First and foremost, Scout learns the importance of family.  Having no mother, she is raised by her father, who is full of important lessons.  Her brother becomes her close friend, and most of her lessons and escapades occur with him and their friend Dill.  Scout learns that her father, brother and Calpurnia do lover her and have her interests at heart.

Scout learns the hard way that people are cruel.  While racial discrimination was rampant and even accepted at the time, she is able to recognize the harsh treatment of blacks by whites.  THis culmintates in the guilty verdict in her father's defense of Tom Robinson in the face of strong evidence for his innocence.  Scout learns tolerance for the black people from her father in this instance.

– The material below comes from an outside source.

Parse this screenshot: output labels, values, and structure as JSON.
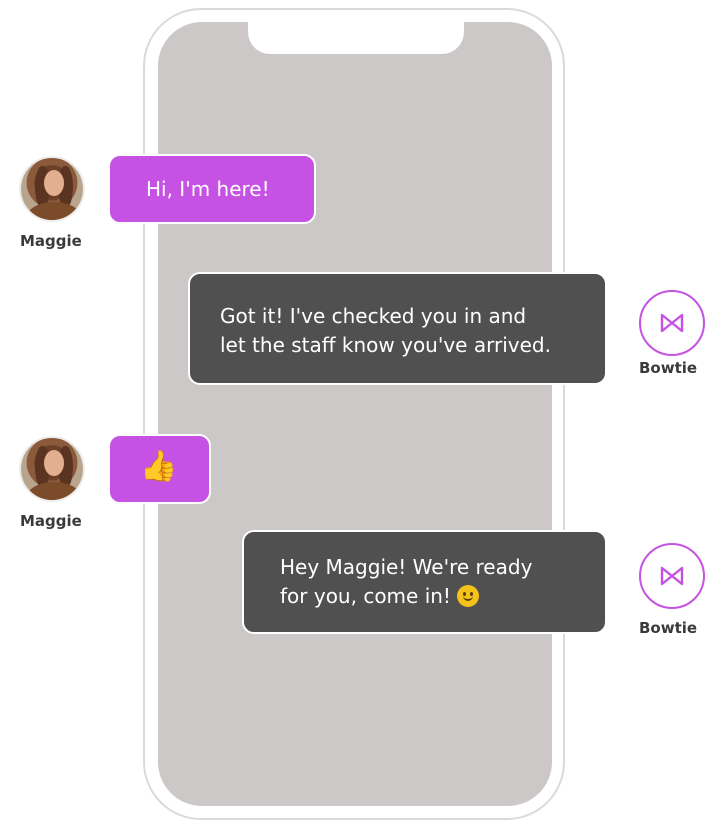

Similarly, the town is not very tolerant of Boo Radley.  The children are continually warned about the "violent" Boo which, of course, sparks their interest more.  When Boo reaches out by putting small gifts in the tree, the children begin to doubt the town gossip.  This lesson is fully conceived when Boo rescues the children from the hands of Mr. Ewell.  Scout learns not to listen to gossip but to form one's own opinions about people.

Finally, Scout learns what it means to have courage.  Her father exhibits this when he stands guard outside of the jail, defending Tom Robinson from an angry white mob.  In addition, Jem also stands up for his father and against the mob.  She also learns that standing up for your beliefs is not popular when she is disciplined for getting in fights at school defending her father's choices.  Finally, she learns that even Boo Radley is willing to risk public ridicule and even worse when he stands up for the children after the Halloween program.